Where the porch abruptly widened to a kind of upper terrace, like a hanging garden set with flowering trees, three high archways opened to an apartment whose bright lights streamed across the grass-plots. St. George felt something tug at his heart, something that urged him forward and caught him up in an ecstasy of triumph and hope fulfilled. He looked back at Amory, and Amory was leaning on the parapet, apparently sunk in reflections which concerned nobody. So St. George stepped softly on until he reached the first archway, and there he stopped, and the moment was to him almost past belief. Within the open doorway, so near that if she had lifted her eyes they must have met his own, was the woman whom he had come across the sea to seek.
St. George hardly knew that he spoke, for it was as if all the world were singing her name.
“Olivia!” he said.
THE ISLE OF HEARTS
The room in which St. George was looking was long and lofty and hung with pale tapestries. White pillars supporting the domed white ceiling were wound with garlands. The smoke from a little brazen tripod ascended pleasantly, and about the windows stirred in the faint wind draperies of exceeding thinness, woven in looms stilled centuries ago.

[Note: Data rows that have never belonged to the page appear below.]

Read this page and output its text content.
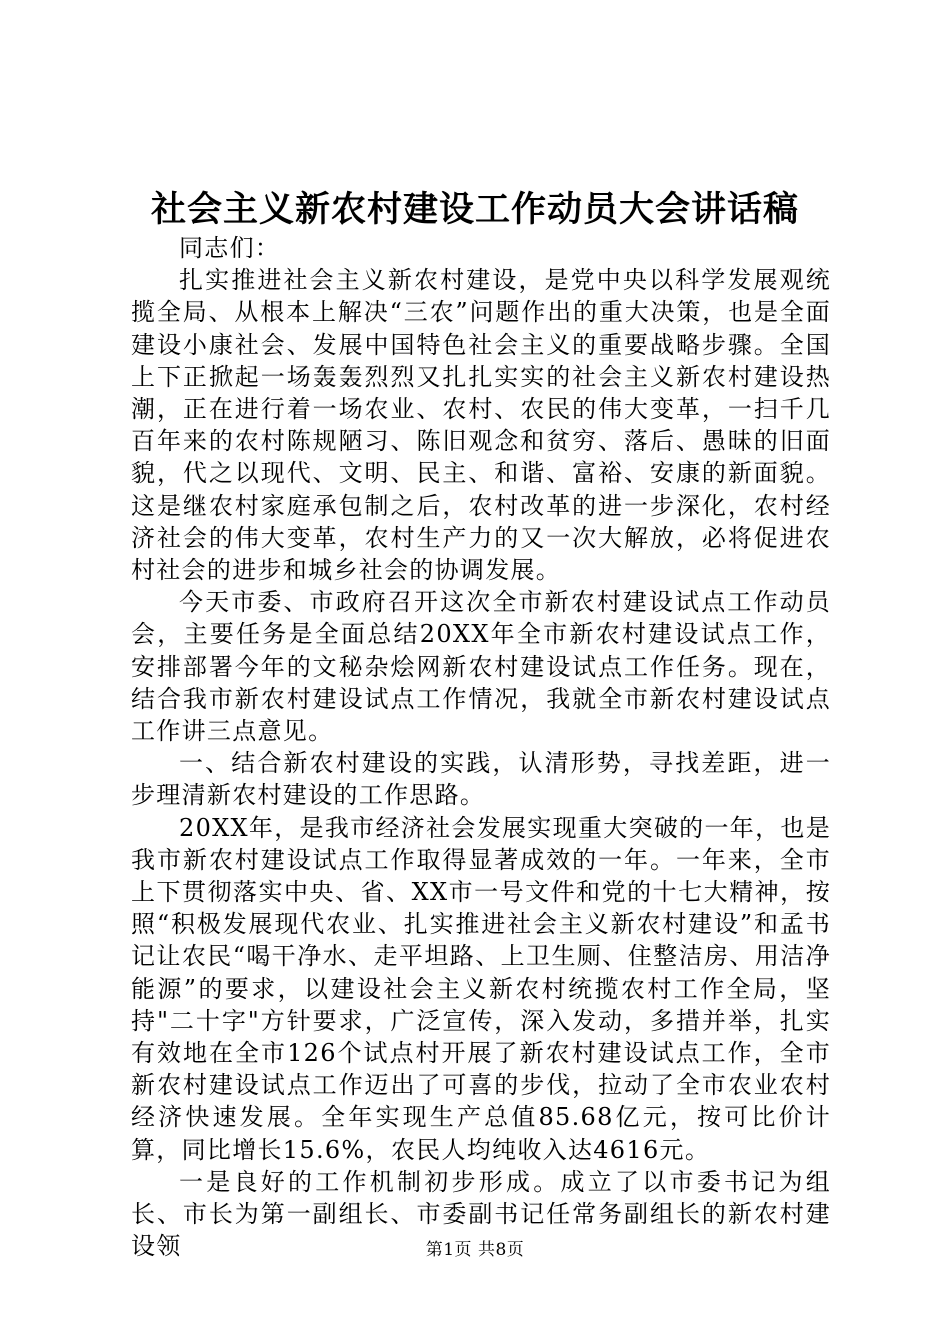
社会主义新农村建设工作动员大会讲话稿

同志们：

扎实推进社会主义新农村建设，是党中央以科学发展观统揽全局、从根本上解决“三农”问题作出的重大决策，也是全面建设小康社会、发展中国特色社会主义的重要战略步骤。全国上下正掀起一场轰轰烈烈又扎扎实实的社会主义新农村建设热潮，正在进行着一场农业、农村、农民的伟大变革，一扫千几百年来的农村陈规陋习、陈旧观念和贫穷、落后、愚昧的旧面貌，代之以现代、文明、民主、和谐、富裕、安康的新面貌。这是继农村家庭承包制之后，农村改革的进一步深化，农村经济社会的伟大变革，农村生产力的又一次大解放，必将促进农村社会的进步和城乡社会的协调发展。

今天市委、市政府召开这次全市新农村建设试点工作动员会，主要任务是全面总结20XX年全市新农村建设试点工作，安排部署今年的文秘杂烩网新农村建设试点工作任务。现在，结合我市新农村建设试点工作情况，我就全市新农村建设试点工作讲三点意见。

一、结合新农村建设的实践，认清形势，寻找差距，进一步理清新农村建设的工作思路。

20XX年，是我市经济社会发展实现重大突破的一年，也是我市新农村建设试点工作取得显著成效的一年。一年来，全市上下贯彻落实中央、省、XX市一号文件和党的十七大精神，按照“积极发展现代农业、扎实推进社会主义新农村建设”和孟书记让农民“喝干净水、走平坦路、上卫生厕、住整洁房、用洁净能源”的要求，以建设社会主义新农村统揽农村工作全局，坚持"二十字"方针要求，广泛宣传，深入发动，多措并举，扎实有效地在全市126个试点村开展了新农村建设试点工作，全市新农村建设试点工作迈出了可喜的步伐，拉动了全市农业农村经济快速发展。全年实现生产总值85.68亿元，按可比价计算，同比增长15.6%，农民人均纯收入达4616元。

一是良好的工作机制初步形成。成立了以市委书记为组长、市长为第一副组长、市委副书记任常务副组长的新农村建设领	第1页 共8页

Olivia was crossing before the windows. She wore a white gown strewn with roses, and she seemed as much at home on this alien mountain-top as she had been in her aunt’s drawing-room at the Boris. But her face was sad, and there was not a touch of the piquancy which it had worn the night before in the throne-room, nor of its delicious daring as she had sped past him in the big Yaque touring car. Save for her, the room was deserted; it was as if the prince had come to the castle and found the Sleeping Princess the only one awake.

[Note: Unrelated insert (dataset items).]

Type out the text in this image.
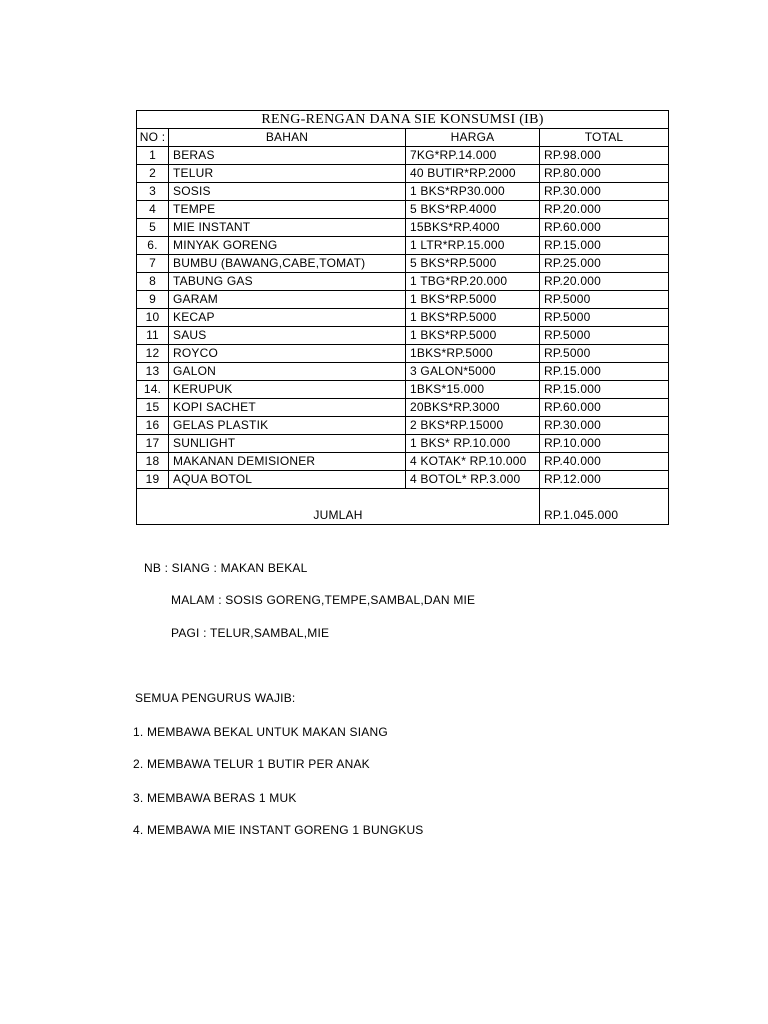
RENG-RENGAN DANA SIE KONSUMSI (IB)			
NO :	BAHAN	HARGA	TOTAL
1	BERAS	7KG*RP.14.000	RP.98.000
2	TELUR	40 BUTIR*RP.2000	RP.80.000
3	SOSIS	1 BKS*RP30.000	RP.30.000
4	TEMPE	5 BKS*RP.4000	RP.20.000
5	MIE INSTANT	15BKS*RP.4000	RP.60.000
6.	MINYAK GORENG	1 LTR*RP.15.000	RP.15.000
7	BUMBU (BAWANG,CABE,TOMAT)	5 BKS*RP.5000	RP.25.000
8	TABUNG GAS	1 TBG*RP.20.000	RP.20.000
9	GARAM	1 BKS*RP.5000	RP.5000
10	KECAP	1 BKS*RP.5000	RP.5000
11	SAUS	1 BKS*RP.5000	RP.5000
12	ROYCO	1BKS*RP.5000	RP.5000
13	GALON	3 GALON*5000	RP.15.000
14.	KERUPUK	1BKS*15.000	RP.15.000
15	KOPI SACHET	20BKS*RP.3000	RP.60.000
16	GELAS PLASTIK	2 BKS*RP.15000	RP.30.000
17	SUNLIGHT	1 BKS* RP.10.000	RP.10.000
18	MAKANAN DEMISIONER	4 KOTAK* RP.10.000	RP.40.000
19	AQUA BOTOL	4 BOTOL* RP.3.000	RP.12.000
JUMLAH			RP.1.045.000
NB : SIANG : MAKAN BEKAL
MALAM : SOSIS GORENG,TEMPE,SAMBAL,DAN MIE
PAGI : TELUR,SAMBAL,MIE
SEMUA PENGURUS WAJIB:
1. MEMBAWA BEKAL UNTUK MAKAN SIANG
2. MEMBAWA TELUR 1 BUTIR PER ANAK
3. MEMBAWA BERAS 1 MUK
4. MEMBAWA MIE INSTANT GORENG 1 BUNGKUS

If in that supreme moment St. George had leaped forward and taken her in his arms no one—no one, that is, in the fairy-tale of what was happening—would greatly have censured him. But he stood without for a moment, hardly daring to believe his happiness, hardly knowing that her name was on his lips.

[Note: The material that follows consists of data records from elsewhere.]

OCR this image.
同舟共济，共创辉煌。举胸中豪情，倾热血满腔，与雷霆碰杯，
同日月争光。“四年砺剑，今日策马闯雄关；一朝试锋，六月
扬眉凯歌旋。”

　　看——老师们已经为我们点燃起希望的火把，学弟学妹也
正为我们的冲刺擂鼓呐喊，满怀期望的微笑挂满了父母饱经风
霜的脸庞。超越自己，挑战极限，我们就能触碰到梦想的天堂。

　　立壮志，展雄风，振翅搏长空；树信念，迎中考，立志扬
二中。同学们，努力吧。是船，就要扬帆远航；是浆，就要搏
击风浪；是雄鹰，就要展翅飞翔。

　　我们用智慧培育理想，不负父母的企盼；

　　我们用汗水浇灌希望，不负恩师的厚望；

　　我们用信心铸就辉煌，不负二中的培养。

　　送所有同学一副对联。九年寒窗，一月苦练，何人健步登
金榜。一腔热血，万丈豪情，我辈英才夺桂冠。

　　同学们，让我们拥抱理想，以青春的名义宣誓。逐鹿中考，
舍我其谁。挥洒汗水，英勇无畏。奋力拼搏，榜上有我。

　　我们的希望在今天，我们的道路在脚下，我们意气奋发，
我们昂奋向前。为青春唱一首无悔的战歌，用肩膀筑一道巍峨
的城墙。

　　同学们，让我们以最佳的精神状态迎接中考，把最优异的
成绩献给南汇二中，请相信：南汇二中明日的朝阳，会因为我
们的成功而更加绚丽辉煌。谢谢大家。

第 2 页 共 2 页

He had spoken, however, and she turned quickly, her look uncertainly seeking the doorway, and she saw him. For a moment she stood still, her eyes upon his face; then with a little incredulous cry that thrilled him with a sudden joyous hope that was like belief, she came swiftly toward him.
St. George loved to remember that she did that. There was no waiting for assurance and no fear; only the impulse, gloriously obeyed, to go toward him.
He stepped in the room, and took her hands in his and looked into her eyes as if he would never turn away his own. In her face was a dawning of glad certainty and welcome which he could not doubt.
“You,” she cried softly, “you. How is it possible? But how is it possible?”
Her voice trembled a little with something so sweet that it raced through his veins with magic.